Search code examples
pythonpyparsing

In PyParsing, how to specify one or more lines which do not start with a certain string?


I'm trying to parse some fields from a multi-line file, of which I'm only interested in some lines, while others I would like to skip. Here is an example of something similar to what I'm trying to do:

from pyparsing import *

string = "field1: 5\nfoo\nbar\nfield2: 42"

value1 = Word(nums)("value1")
value2 = Word(nums)("value2")
not_field2 = Regex(r"^(?!field2:).*$")

expression = "field1:" + value1 + LineEnd() + OneOrMore(not_field2)+ "field2:" + value2 + LineEnd()

tokens = expression.parseString(string)

print tokens["value1"]
print tokens["value2"]

where the Regex for a line not starting with field2: is adapted from Regular expression for a string that does not start with a sequence. However, running this example script gives a

pyparsing.ParseException: Expected Re:('^(?!field2:).*$') (at char 10), (line:2, col:1)

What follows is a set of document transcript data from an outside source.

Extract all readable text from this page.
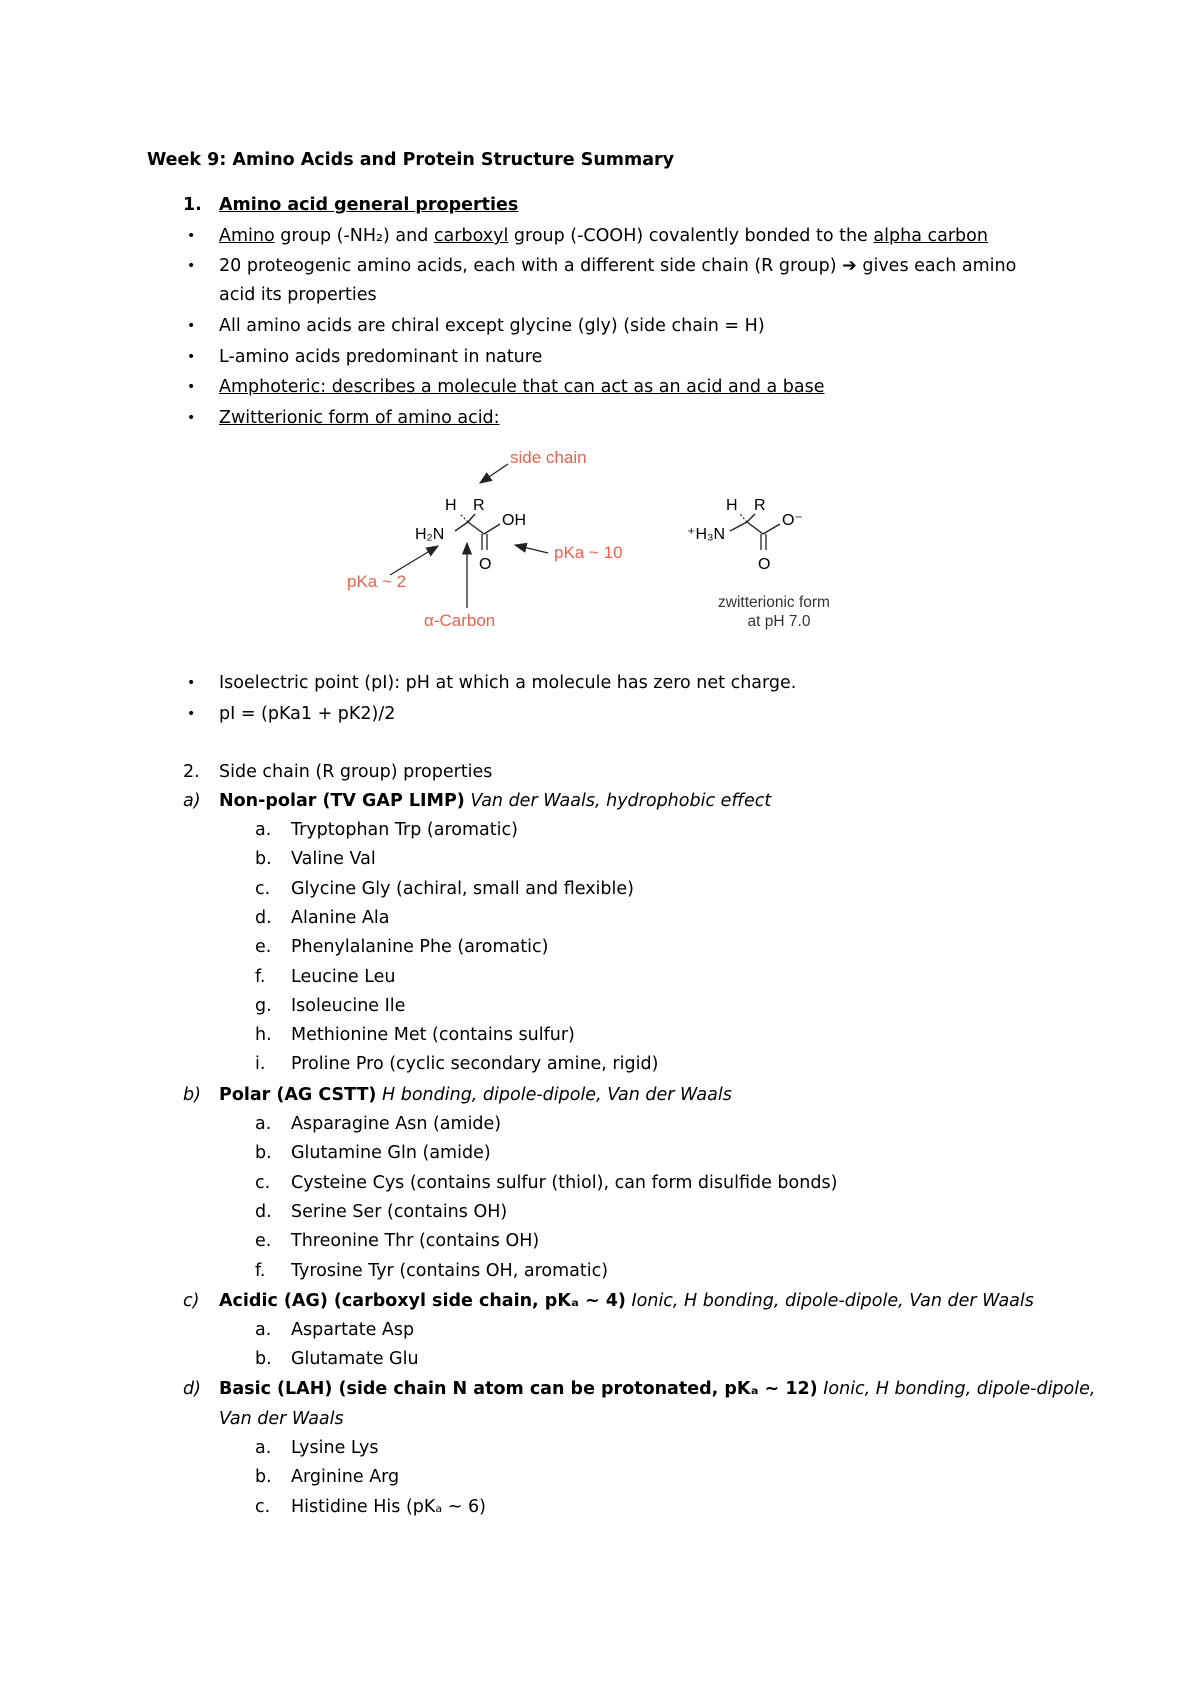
Week 9: Amino Acids and Protein Structure Summary
1. Amino acid general properties
• Amino group (-NH₂) and carboxyl group (-COOH) covalently bonded to the alpha carbon
• 20 proteogenic amino acids, each with a different side chain (R group) ➔ gives each amino
acid its properties
• All amino acids are chiral except glycine (gly) (side chain = H)
• L-amino acids predominant in nature
• Amphoteric: describes a molecule that can act as an acid and a base
• Zwitterionic form of amino acid:
side chain
H R
H₂N
OH
O
pKa ~ 10
pKa ~ 2
α-Carbon
H R
⁺H₃N
O⁻
O
zwitterionic form
at pH 7.0
• Isoelectric point (pI): pH at which a molecule has zero net charge.
• pI = (pKa1 + pK2)/2
2. Side chain (R group) properties
a) Non-polar (TV GAP LIMP) Van der Waals, hydrophobic effect
a. Tryptophan Trp (aromatic)
b. Valine Val
c. Glycine Gly (achiral, small and flexible)
d. Alanine Ala
e. Phenylalanine Phe (aromatic)
f. Leucine Leu
g. Isoleucine Ile
h. Methionine Met (contains sulfur)
i. Proline Pro (cyclic secondary amine, rigid)
b) Polar (AG CSTT) H bonding, dipole-dipole, Van der Waals
a. Asparagine Asn (amide)
b. Glutamine Gln (amide)
c. Cysteine Cys (contains sulfur (thiol), can form disulfide bonds)
d. Serine Ser (contains OH)
e. Threonine Thr (contains OH)
f. Tyrosine Tyr (contains OH, aromatic)
c) Acidic (AG) (carboxyl side chain, pKₐ ~ 4) Ionic, H bonding, dipole-dipole, Van der Waals
a. Aspartate Asp
b. Glutamate Glu
d) Basic (LAH) (side chain N atom can be protonated, pKₐ ~ 12) Ionic, H bonding, dipole-dipole,
Van der Waals
a. Lysine Lys
b. Arginine Arg
c. Histidine His (pKₐ ~ 6)
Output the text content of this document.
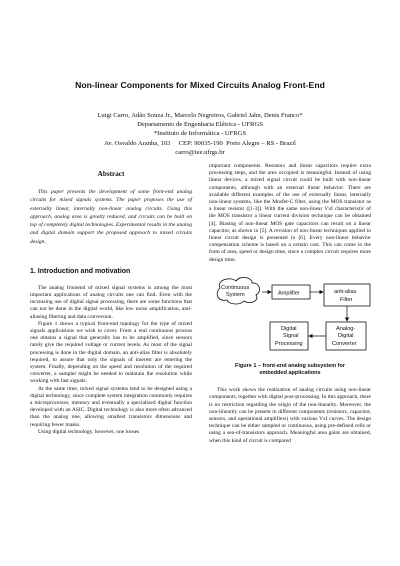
Non-linear Components for Mixed Circuits Analog Front-End
Luigi Carro, Adão Souza Jr., Marcelo Negreiros, Gabriel Jahn, Denis Franco*
Departamento de Engenharia Elétrica - UFRGS
*Instituto de Informática - UFRGS
Av. Osvaldo Aranha, 103     CEP: 90035-190  Porto Alegre – RS - Brazil
carro@iee.ufrgs.br
Abstract

This paper presents the development of some front-end analog circuits for mixed signals systems. The paper proposes the use of externally linear, internally non-linear analog circuits. Using this approach, analog area is greatly reduced, and circuits can be built on top of completely digital technologies. Experimental results in the analog and digital domain support the proposed approach to mixed circuits design.

1. Introduction and motivation

The analog frontend of mixed signal systems is among the most important applications of analog circuits one can find. Even with the increasing use of digital signal processing, there are some functions that can not be done in the digital world, like low noise amplification, anti-aliasing filtering and data conversion.

Figure 1 shows a typical front-end topology for the type of mixed signals applications we wish to cover. From a real continuous process one obtains a signal that generally has to be amplified, since sensors rarely give the required voltage or current levels. As most of the signal processing is done in the digital domain, an anti-alias filter is absolutely required, to assure that only the signals of interest are entering the system. Finally, depending on the speed and resolution of the required converter, a sampler might be needed to maintain the resolution while working with fast signals.

At the same time, mixed signal systems tend to be designed using a digital technology, since complete system integration commonly requires a microprocessor, memory and eventually a specialized digital function developed with an ASIC. Digital technology is also more often advanced than the analog one, allowing smallest transistors dimensions and requiring fewer masks.

Using digital technology, however, one looses

important components. Resistors and linear capacitors require extra processing steps, and the area occupied is meaningful. Instead of using linear devices, a mixed signal circuit could be built with non-linear components, although with an external linear behavior. There are available different examples of the use of externally linear, internally non-linear systems, like the Mosfet-C filter, using the MOS transistor as a linear resistor ([1-3]). With the same non-linear VxI characteristic of the MOS transistor a linear current division technique can be obtained [4]. Biasing of non-linear MOS gate capacitors can result on a linear capacitor, as shown in [5]. A revision of non-linear techniques applied to linear circuit design is presented in [6]. Every non-linear behavior compensation scheme is based on a certain cost. This can come in the form of area, speed or design time, since a complex circuit requires more design time.

Continuous
System	Amplifier	anti-alias
Filter
Digital
Signal
Processing
Analog-
Digital
Converter
Figure 1 – front-end analog subsystem for
embedded applications

This work shows the realization of analog circuits using non-linear components, together with digital post-processing. In this approach, there is no restriction regarding the origin of the non-linearity. Moreover, the non-linearity can be present in different components (resistors, capacitor, sensors, and operational amplifiers) with various VxI curves. The design technique can be either sampled or continuous, using pre-defined cells or using a sea-of-transistors approach. Meaningful area gains are obtained, when this kind of circuit is compared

I would like the value2 to end up as 42, regardless of the number of lines (foo\n and bar\n in this case). How can I achieve that?


Solution

  • The '^' and '$' characters in your Regex aren't interpreted on a line-by-line basis by pyparsing, but in the context of the whole string being parsed. So '^' will match only at the very beginning of the string and '$' only at the very end.

    Instead you can do:

    not_field2 = LineStart() + Regex(r"(?!field2:).*")